Nvidia (NVDA) heads into Wednesday’s earnings report on a seven-day winning streak, but history says the rally could hit a wall the moment results drop.
NVIDIA Corporation, NVDA
The stock closed at a record $235.75 on Thursday, up 4.4% on the day and 20% over the past week. By Friday premarket, it was already pulling back — down 2.5% to $229.80.
The run-up has been fuelled by a mix of factors: general AI spending enthusiasm, hopes of a deal that could reopen chip sales in China, and the disclosure that President Trump’s trust bought at least $1 million in Nvidia-linked securities in Q1.
But the biggest driver is Wednesday’s print.
UBS analyst Timothy Arcuri raised his price target to $275 from $245 ahead of the report, keeping a Buy rating. His target is based on 19 times his forecast for Nvidia’s 2027 earnings. In his note, Arcuri flagged what he sees as surprising apathy from large long-only investors — which he thinks sets up well for a positive reaction if the numbers land.
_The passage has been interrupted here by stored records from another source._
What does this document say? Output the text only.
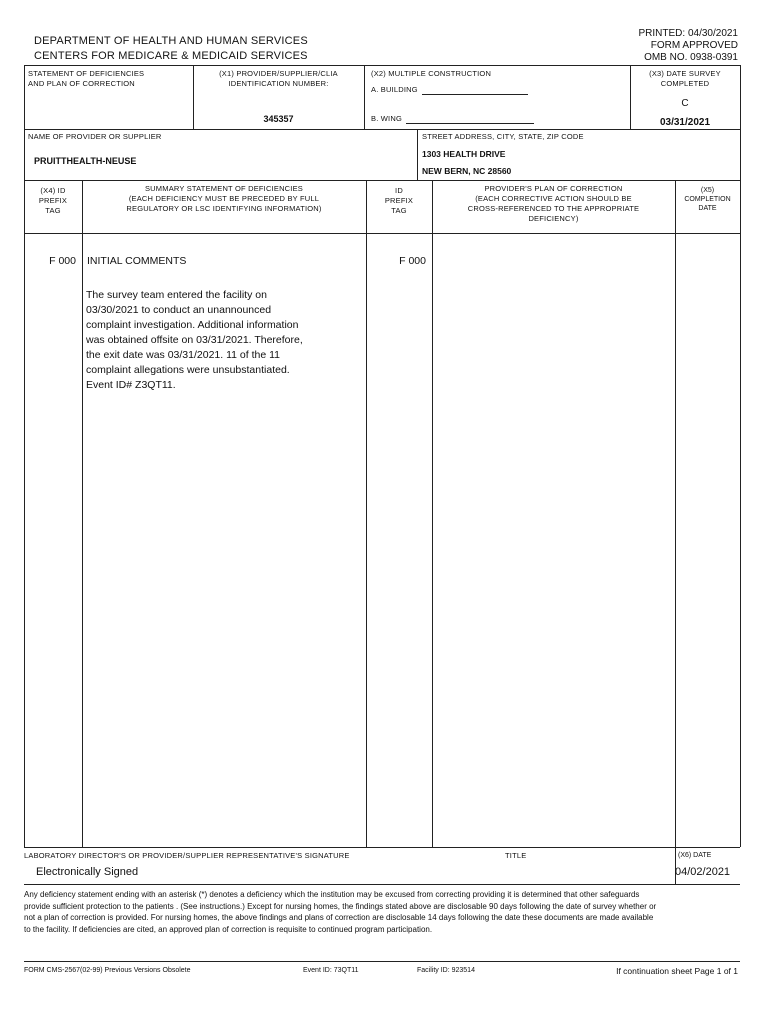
PRINTED: 04/30/2021
FORM APPROVED
OMB NO. 0938-0391
DEPARTMENT OF HEALTH AND HUMAN SERVICES
CENTERS FOR MEDICARE & MEDICAID SERVICES
STATEMENT OF DEFICIENCIES
AND PLAN OF CORRECTION
(X1) PROVIDER/SUPPLIER/CLIA
IDENTIFICATION NUMBER:
345357
(X2) MULTIPLE CONSTRUCTION
A. BUILDING
B. WING
(X3) DATE SURVEY
COMPLETED
C
03/31/2021
NAME OF PROVIDER OR SUPPLIER
PRUITTHEALTH-NEUSE
STREET ADDRESS, CITY, STATE, ZIP CODE
1303 HEALTH DRIVE
NEW BERN, NC 28560
(X4) ID
PREFIX
TAG
SUMMARY STATEMENT OF DEFICIENCIES
(EACH DEFICIENCY MUST BE PRECEDED BY FULL
REGULATORY OR LSC IDENTIFYING INFORMATION)
ID
PREFIX
TAG
PROVIDER'S PLAN OF CORRECTION
(EACH CORRECTIVE ACTION SHOULD BE
CROSS-REFERENCED TO THE APPROPRIATE
DEFICIENCY)
(X5)
COMPLETION
DATE
F 000 INITIAL COMMENTS	F 000
The survey team entered the facility on
03/30/2021 to conduct an unannounced
complaint investigation. Additional information
was obtained offsite on 03/31/2021. Therefore,
the exit date was 03/31/2021. 11 of the 11
complaint allegations were unsubstantiated.
Event ID# Z3QT11.
LABORATORY DIRECTOR'S OR PROVIDER/SUPPLIER REPRESENTATIVE'S SIGNATURE
Electronically Signed
TITLE	(X6) DATE
04/02/2021
Any deficiency statement ending with an asterisk (*) denotes a deficiency which the institution may be excused from correcting providing it is determined that other safeguards provide sufficient protection to the patients . (See instructions.) Except for nursing homes, the findings stated above are disclosable 90 days following the date of survey whether or not a plan of correction is provided. For nursing homes, the above findings and plans of correction are disclosable 14 days following the date these documents are made available to the facility. If deficiencies are cited, an approved plan of correction is requisite to continued program participation.
FORM CMS-2567(02-99) Previous Versions Obsolete	Event ID: 73QT11	Facility ID: 923514	If continuation sheet Page 1 of 1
The problem? Nvidia has beaten estimates three quarters in a row, and investors sold the stock each time after.
Nvidia’s results don’t just move its own stock. With a market cap of $5.7 trillion — a record for any company, and nearly $1 trillion ahead of second place — Nvidia carries more weight in cap-weighted indexes than any other name.
It makes up 8.6% of the SPY ETF. Apple, the next largest holding, sits at 6.9%.
Last week made the point clearly. Three-quarters of the S&P 500’s 2.3% weekly gain came from just five stocks: Nvidia, Micron, Apple, AMD, and Intel. Micron, AMD, and Intel each rose more than 25%. Nvidia’s comparatively modest 8% move was still the biggest single contributor to index gains — even as more than half of S&P 500 stocks fell.
That’s the kind of gravitational pull that makes Wednesday’s call a must-watch for anyone with money in the market.
The hyperscalers have set the table. Alphabet, Microsoft, Amazon, Meta, and Oracle all raised AI spending forecasts in their most recent earnings. Combined, the tech giants are now expected to spend more than $700 billion on AI infrastructure this year — up at least 60% from 2025.
Nvidia sits at the center of that spending wave. This year alone it has announced or expanded partnerships with OpenAI, Marvell, Corning, CoreWeave, Nebius, and IREN. In most cases, Nvidia either invested in the partner or received the right to.
Corning, a glass maker, has become one of the S&P 500’s best performers this year on the back of fiber-optic demand from AI data centers — a sign of just how far the Nvidia effect reaches.
Nvidia is set to report after the close on Wednesday, May 21.